From the Guidelines
The initial investigation and treatment for Supraventricular Tachycardia (SVT) in a 75-year-old female with a 1st degree AV block should begin with a 12-lead ECG to confirm the diagnosis and rule out other arrhythmias, followed by vagal maneuvers such as the Valsalva maneuver or carotid sinus massage to attempt termination of the SVT, as recommended by the 2015 ACC/AHA/HRS guideline for the management of adult patients with supraventricular tachycardia 1.
Initial Investigation
The diagnosis of SVT should be confirmed with a 12-lead ECG, which is essential for identifying the type of SVT and ruling out other arrhythmias. Basic laboratory tests, including electrolytes, renal function, thyroid function, and cardiac enzymes, should also be obtained to identify potential underlying causes of SVT.
Initial Treatment
First-line treatment involves vagal maneuvers, such as the Valsalva maneuver or carotid sinus massage, to attempt termination of the SVT. If these are unsuccessful, intravenous adenosine should be administered, starting with 6 mg as a rapid bolus, followed by a 12 mg dose if needed, with careful cardiac monitoring, as recommended by the 2010 American Heart Association guidelines for cardiopulmonary resuscitation and emergency cardiovascular care 1.
Alternative Medications
Alternative medications, such as diltiazem (0.25 mg/kg IV over 2 minutes) or verapamil (5-10 mg IV), may be considered, but should be used cautiously in elderly patients due to potential hypotensive effects. Beta-blockers, like metoprolol (5 mg IV slowly), may also be considered, but should be used with caution in patients with pre-existing AV block, as they can worsen AV conduction.
Synchronized Cardioversion
Synchronized cardioversion at 50-100 joules is reserved for hemodynamically unstable patients, as recommended by the 2015 ACC/AHA/HRS guideline for the management of adult patients with supraventricular tachycardia 1.
Long-term Management
Following acute management, the patient should be evaluated for underlying causes of SVT and may require long-term management with oral medications, such as beta-blockers or nondihydropyridine calcium channel antagonists, or consideration of catheter ablation, as outlined in the 2015 ACC/AHA/HRS guideline for the management of adult patients with supraventricular tachycardia 1. The pre-existing 1st degree AV block necessitates careful monitoring during treatment, as certain antiarrhythmic medications could exacerbate conduction delays.
From the FDA Drug Label
Use adenosine injection with caution in patients with pre-existing first-degree AV block or bundle branch block. Do not use in patients with high-grade AV block or sinus node dysfunction (except in patients with a functioning artificial pacemaker).
The initial investigation and treatment for Supraventricular Tachycardia (SVT) in a 75-year-old female with a 1st degree atrioventricular (AV) block should be done with caution.
- Adenosine can be used, but with careful consideration of the patient's condition, as it may worsen the AV block.
- The patient should be closely monitored for any signs of worsening AV block or other adverse reactions.
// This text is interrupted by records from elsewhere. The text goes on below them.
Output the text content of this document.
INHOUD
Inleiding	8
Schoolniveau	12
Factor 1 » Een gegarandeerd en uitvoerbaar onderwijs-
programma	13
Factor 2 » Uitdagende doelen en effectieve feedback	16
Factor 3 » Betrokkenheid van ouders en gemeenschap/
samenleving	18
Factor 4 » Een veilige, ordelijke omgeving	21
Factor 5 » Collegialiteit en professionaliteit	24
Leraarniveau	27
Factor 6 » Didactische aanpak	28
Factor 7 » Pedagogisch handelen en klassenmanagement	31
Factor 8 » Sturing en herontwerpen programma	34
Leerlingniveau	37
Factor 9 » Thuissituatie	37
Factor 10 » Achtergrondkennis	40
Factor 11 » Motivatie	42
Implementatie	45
- Alternative treatments may be considered if adenosine is not suitable. 2 2
From the Research
Initial Investigation for SVT
- The initial investigation for Supraventricular Tachycardia (SVT) in a 75-year-old female with a 1st degree atrioventricular (AV) block includes a comprehensive history and physical examination, electrocardiography, and laboratory workup 3.
- Extended cardiac monitoring with a Holter monitor or event recorder may be needed to confirm the diagnosis 3.
Treatment for SVT
- The acute management of paroxysmal SVT is similar across the various types and is best completed in the emergency department or hospital setting 3.
- In patients who are hemodynamically unstable, synchronized cardioversion is first-line management 3.
- In those who are hemodynamically stable, vagal maneuvers are first-line management, followed by stepwise medication management if ineffective 3.
- Beta blockers and/or calcium channel blockers may be used acutely or for long-term suppressive therapy 3.
- Adenosine or calcium channel antagonists (CCAs) are commonly used to terminate SVT, with no significant difference in conversion rate between the two 4.
- Nondihydropyridine calcium channel blockers, such as verapamil and diltiazem, may be as effective as adenosine, without the negative short-term side effects 5.